DNA editing just got a sharp, new pencil. Researchers have built an enzyme that can perform a previously impossible DNA swap, directly changing the DNA base pair from an A●T to a G●C. The new enzyme, known as a base editor, may one day enable genome surgery that erases harmful mutations and writes in helpful ones, Howard Hughes Medical Institute (HHMI) Investigator David Liu and colleagues report October 25, 2017, in Nature.
The new system is a “really exciting addition to the genome engineering toolbox,” says Feng Zhang, an HHMI-Simons Faculty Scholar and molecular biologist at the Broad Institute of MIT and Harvard, who was not involved in the study. “It’s a great example of how we can harness natural enzymes and processes to accelerate scientific research.”
Some genome editing tools, such as the method known as CRISPR/Cas9, cut both strands of DNA and rely on the cell’s own molecular machinery to fill in the gap with the desired DNA sequence. Base editors are, in a sense, more precise tools. “CRISPR is like scissors, and base editors are like pencils,” says Liu, a chemical and molecular biologist at Harvard University and the Broad Institute.

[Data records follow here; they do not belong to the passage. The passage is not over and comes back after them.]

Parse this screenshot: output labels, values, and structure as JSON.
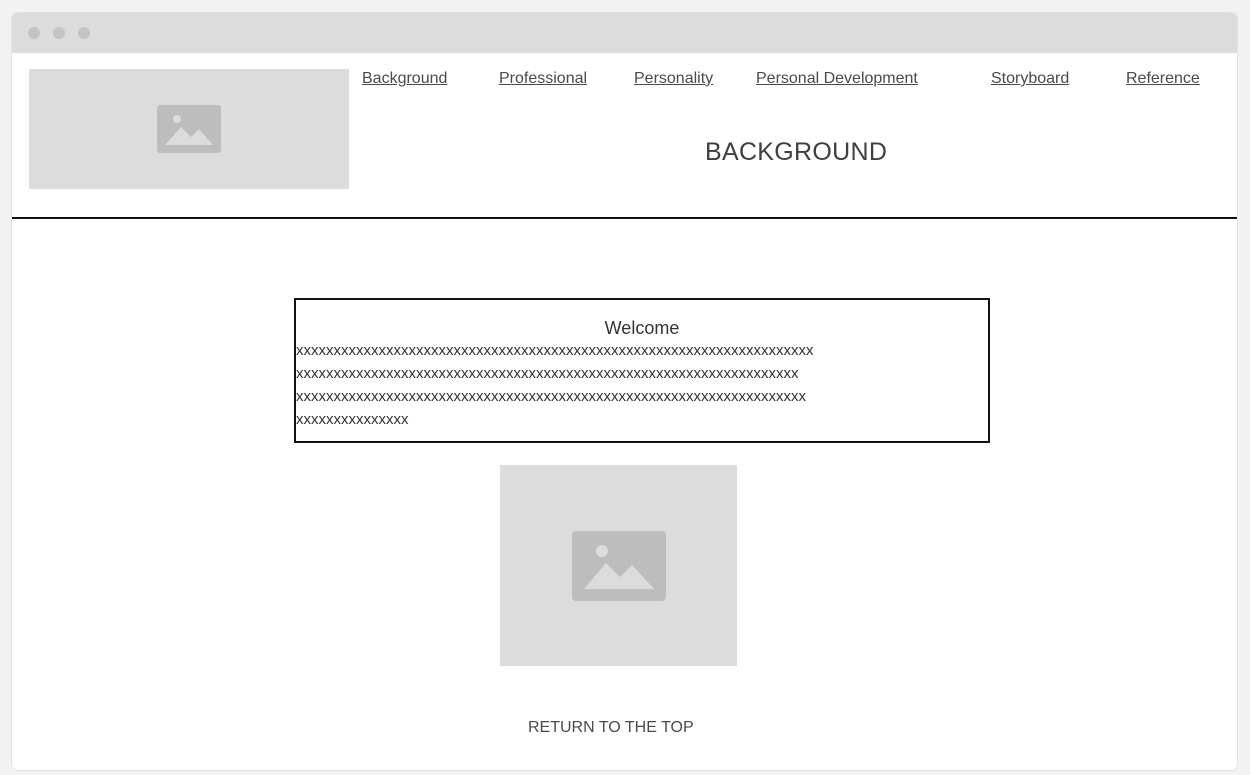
{
  "nav": {
    "items": [
      {
        "label": "Background"
      },
      {
        "label": "Professional"
      },
      {
        "label": "Personality"
      },
      {
        "label": "Personal Development"
      },
      {
        "label": "Storyboard"
      },
      {
        "label": "Reference"
      }
    ]
  },
  "header": {
    "title": "BACKGROUND"
  },
  "welcome": {
    "title": "Welcome",
    "lines": [
      "xxxxxxxxxxxxxxxxxxxxxxxxxxxxxxxxxxxxxxxxxxxxxxxxxxxxxxxxxxxxxxxxxxxxx",
      "xxxxxxxxxxxxxxxxxxxxxxxxxxxxxxxxxxxxxxxxxxxxxxxxxxxxxxxxxxxxxxxxxxx",
      "xxxxxxxxxxxxxxxxxxxxxxxxxxxxxxxxxxxxxxxxxxxxxxxxxxxxxxxxxxxxxxxxxxxx",
      "xxxxxxxxxxxxxxx"
    ]
  },
  "footer": {
    "return_label": "RETURN TO THE TOP"
  },
  "icons": {
    "logo": "image-placeholder-icon",
    "content_image": "image-placeholder-icon"
  },
  "colors": {
    "placeholder_bg": "#dcdcdc",
    "placeholder_icon": "#bdbdbd",
    "titlebar": "#dcdcdc"
  }
}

Those pencils can rewrite the individual chemical units of DNA, known as bases. Each base on one strand of DNA joins its partner base on an opposing strand, so that the base adenine pairs with thymine (A●T), and guanine pairs with cytosine (G●C). Last year, Liu and colleagues described a base editor that could change C●G base pairs into T●A. But researchers didn’t have the ability to convert A●T to G●C, until now.
Going in, Liu and his team knew that the project was risky, because the first step involved creating an enzyme that didn’t yet exist. Postdoctoral researcher Nicole Gaudelli took on the challenge, relying in part on evolution to create an enzyme that could do the job. Gaudelli started with an enzyme called TadA that’s able to convert adenine to a molecule called inosine (which cells treat as guanine), but in transfer RNA rather than in DNA. She made larger libraries of TadA mutants into bacterial cells and required them to convert A to inosine in antibiotic resistance genes in order to survive in the presence of antibiotics. Surviving bacteria encoded TadA mutations that imparted the ability to perform the adenine-to-inosine conversion on DNA.